花村萬月の小説が原作となっているこの映画。主人公役の新井浩文がハマリ役です。殺人を犯し、自分が育った修道院兼教護院の施設に逃げ戻り、シスター(広田レオナ)を暴力的に犯し、神を徹底的に冒涜し、宗教が自分を救えるか、神が自分を裁けるか、と究極的な問いをなげかけます。夜半、彼が耳にするのはゲルマニウムラジオから聞こえる、ささやかな音。悪態をつきながら、自ら死を選ぶこともできない、もがき続ける男の行き場のない閉塞感を、新井が全身であらわしています。
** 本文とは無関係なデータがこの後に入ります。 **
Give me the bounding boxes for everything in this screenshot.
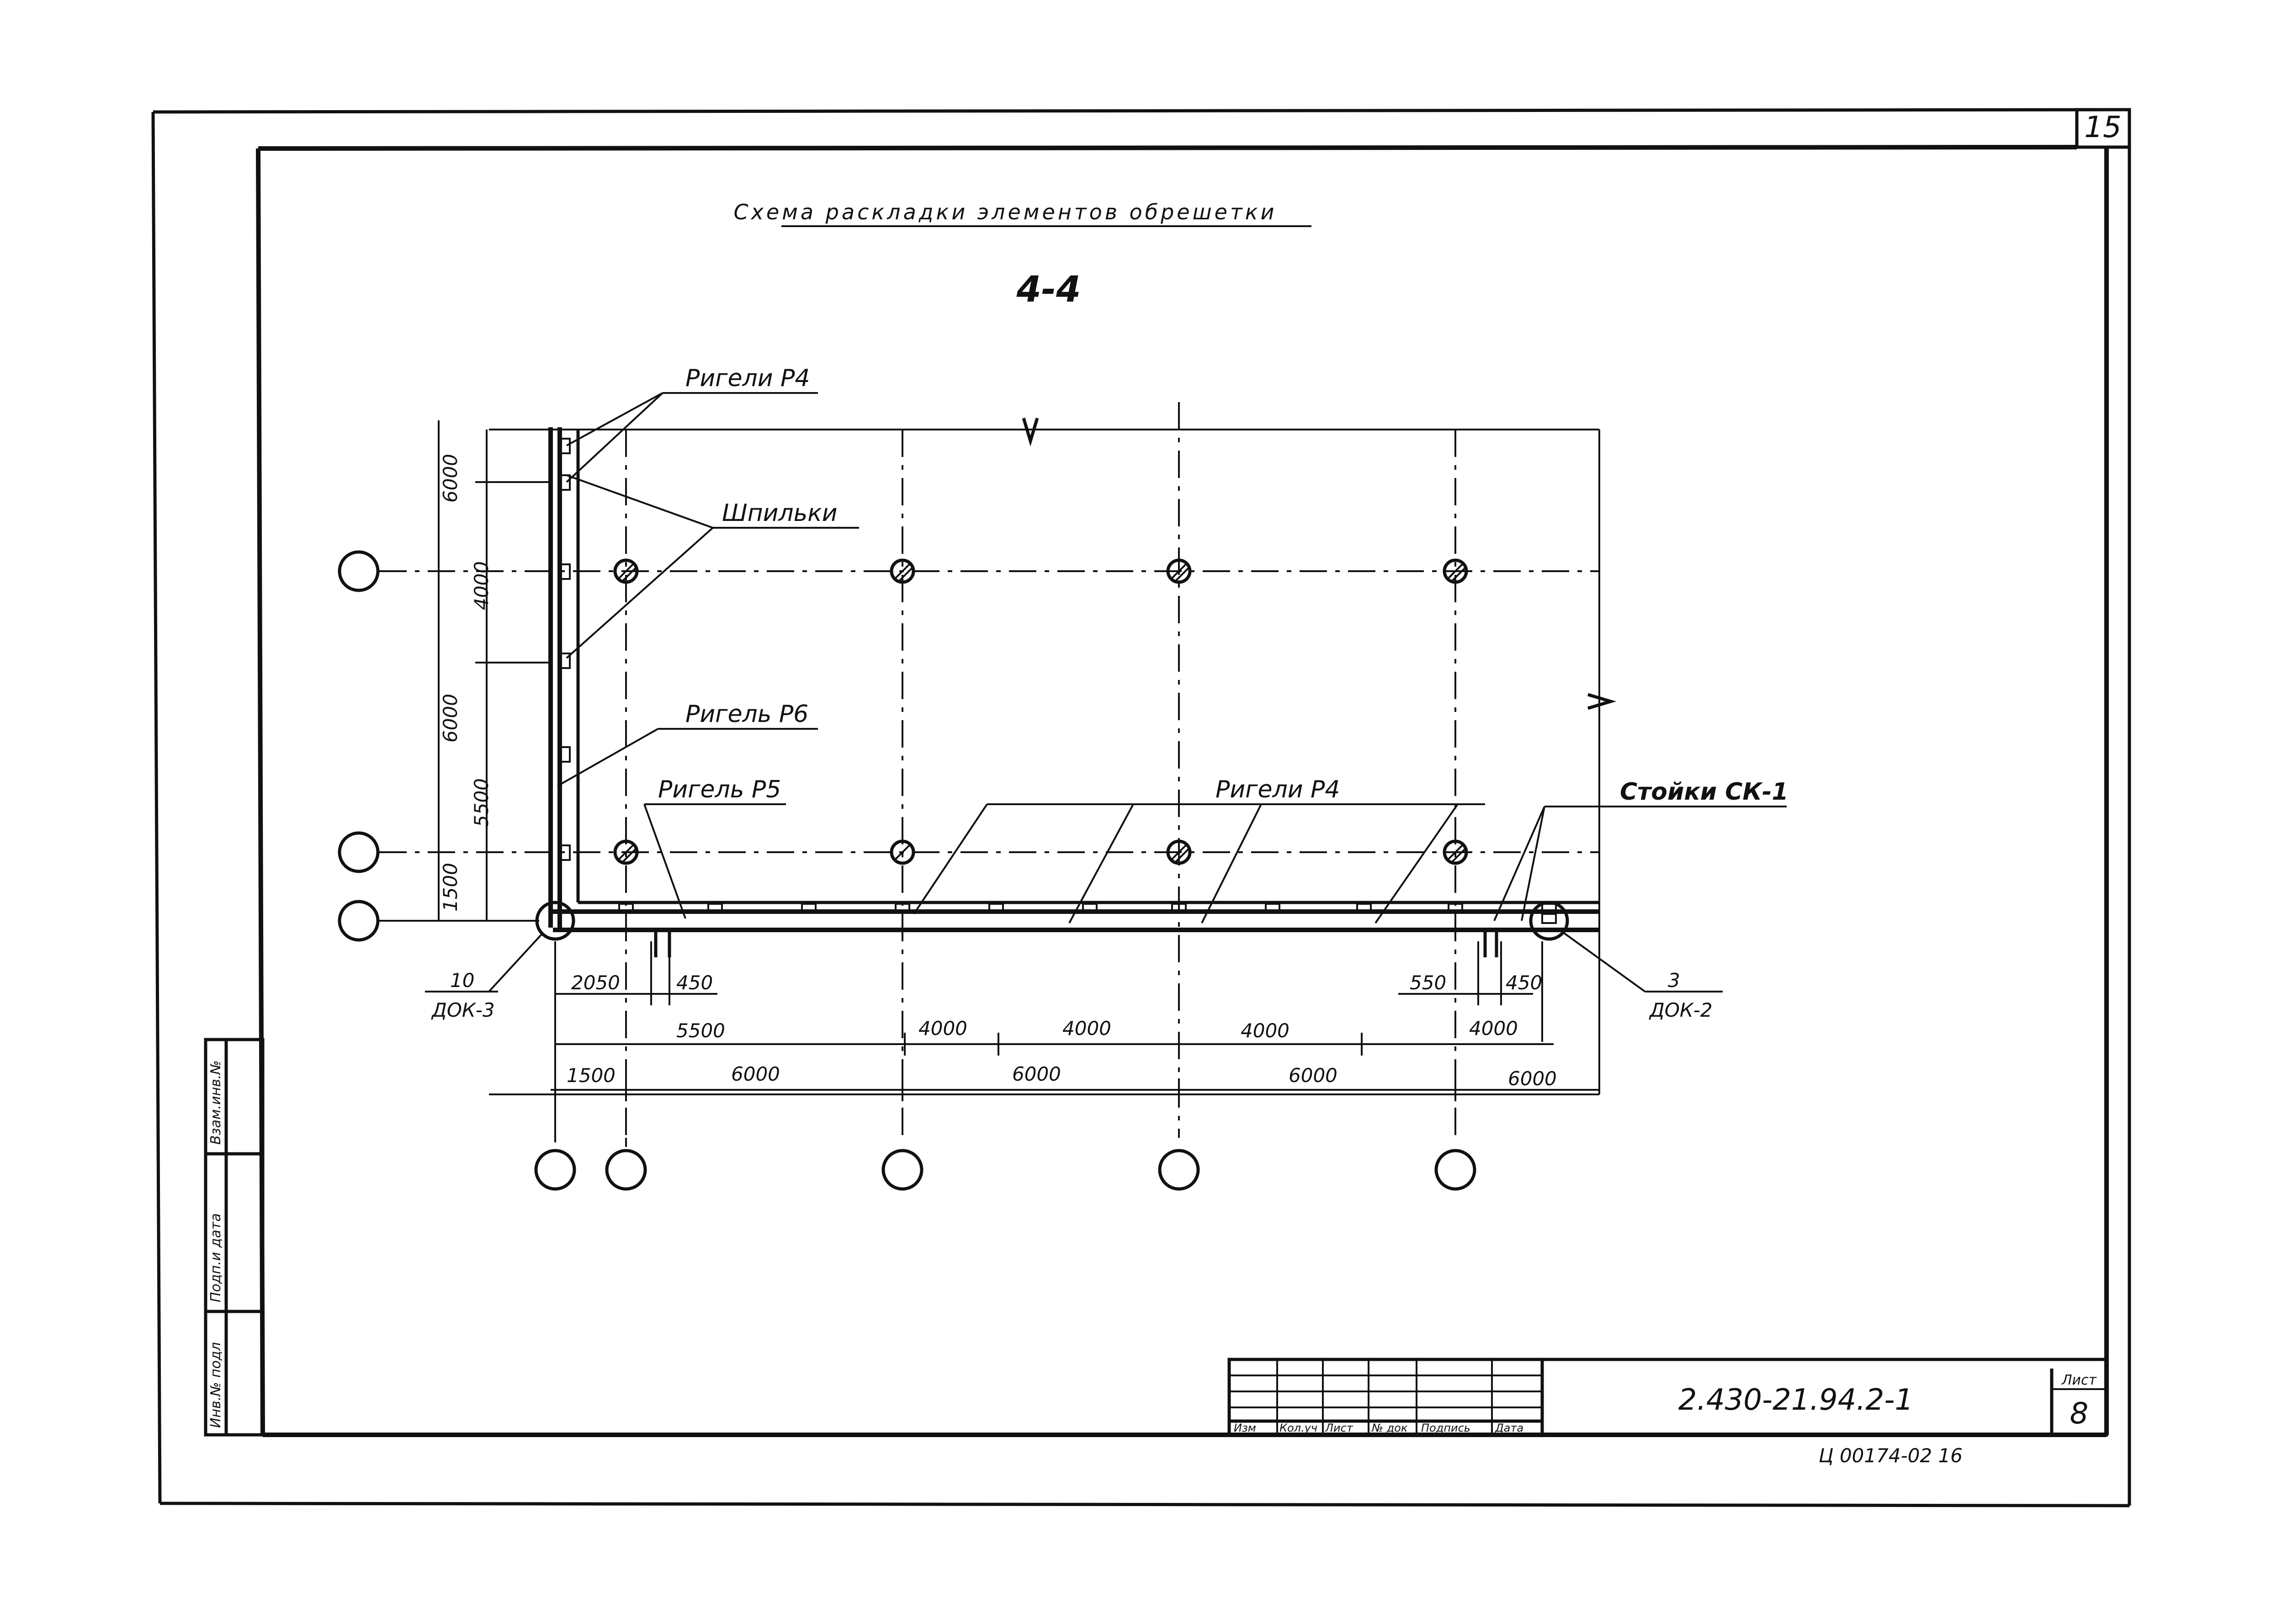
left-girt-tabs — [559, 438, 571, 861]
column-markers — [613, 558, 1468, 865]
label-stoiki: Стойки СК-1 — [1620, 778, 1788, 806]
list-number: 8 — [2070, 1397, 2089, 1431]
tb-col-1: Изм — [1234, 1422, 1256, 1434]
side-stamp-field-1: Взам.инв.№ — [208, 1060, 224, 1145]
label-shpilki: Шпильки — [722, 499, 837, 527]
axis-bubbles — [338, 550, 1476, 1191]
dim-r1-2: 450 — [676, 971, 713, 994]
dim-r1-3: 550 — [1410, 971, 1446, 994]
outer-frame — [151, 108, 2131, 1507]
dim-r3-1: 1500 — [567, 1064, 616, 1087]
dim-v-1: 6000 — [439, 454, 462, 503]
corner-number: 15 — [2084, 111, 2121, 144]
dim-r2-3: 4000 — [1062, 1017, 1111, 1040]
label-rigeli-p4-top: Ригели Р4 — [685, 365, 810, 392]
label-rigel-p5: Ригель Р5 — [658, 776, 781, 803]
title-block: Изм Кол.уч Лист № док Подпись Дата 2.430… — [1227, 1358, 2108, 1437]
tb-col-4: № док — [1371, 1422, 1408, 1434]
inventory-number: Ц 00174-02 16 — [1819, 1444, 1963, 1467]
label-rigeli-p4-mid: Ригели Р4 — [1215, 776, 1340, 803]
horizontal-dimensions: 2050 450 550 450 5500 4000 4000 4000 400… — [551, 971, 1599, 1101]
callouts: Ригели Р4 Шпильки Ригель Р6 Ригель Р5 Ри… — [425, 365, 1788, 1021]
tb-col-6: Дата — [1495, 1422, 1523, 1434]
dim-r3-3: 6000 — [1012, 1063, 1061, 1085]
node-right-number: 3 — [1668, 969, 1680, 992]
dim-r3-5: 6000 — [1508, 1067, 1557, 1090]
dim-v-2: 4000 — [470, 561, 493, 610]
dim-v-5: 1500 — [439, 863, 462, 912]
side-stamp-field-3: Инв.№ подл — [208, 1342, 224, 1428]
dim-r1-1: 2050 — [571, 971, 620, 994]
dim-r3-2: 6000 — [731, 1063, 780, 1085]
tb-col-3: Лист — [1325, 1422, 1353, 1434]
dim-r2-2: 4000 — [918, 1017, 967, 1040]
vertical-dimensions: 6000 4000 6000 5500 1500 — [430, 420, 553, 922]
dim-v-4: 5500 — [470, 778, 493, 827]
label-rigel-p6: Ригель Р6 — [685, 701, 808, 728]
dim-r2-1: 5500 — [676, 1019, 725, 1042]
node-right-ref: ДОК-2 — [1649, 999, 1713, 1021]
dim-r2-4: 4000 — [1241, 1019, 1290, 1042]
dim-r1-4: 450 — [1506, 971, 1542, 994]
node-left-ref: ДОК-3 — [431, 999, 495, 1021]
dim-r2-5: 4000 — [1469, 1017, 1518, 1040]
inner-frame — [256, 145, 2109, 1437]
section-mark: 4-4 — [1016, 269, 1081, 310]
frame-diagram — [379, 402, 1617, 1147]
node-left-number: 10 — [450, 969, 474, 992]
dim-r3-4: 6000 — [1289, 1064, 1337, 1087]
dim-v-3: 6000 — [439, 694, 462, 743]
list-label: Лист — [2061, 1372, 2097, 1388]
side-stamp: Взам.инв.№ Подп.и дата Инв.№ подл — [204, 1038, 265, 1437]
document-code: 2.430-21.94.2-1 — [1678, 1383, 1913, 1417]
side-stamp-field-2: Подп.и дата — [208, 1213, 224, 1302]
corner-number-box: 15 — [2075, 108, 2131, 149]
posts-sk1 — [649, 929, 1600, 1094]
tb-col-5: Подпись — [1421, 1422, 1470, 1434]
tb-col-2: Кол.уч — [1279, 1422, 1317, 1434]
drawing-title: Схема раскладки элементов обрешетки — [734, 200, 1277, 224]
何より、彼の表情が怖いです。表情のない表情というか。痛めつけられながら、ほとんど棒読みのように神の加護を解く広田レオナも、ある意味怖いです。心中がはかりしれないのは、どちらかといえば彼女の方かもしれません。現在の日本では、回答のでない問いを投げかけているような映画です。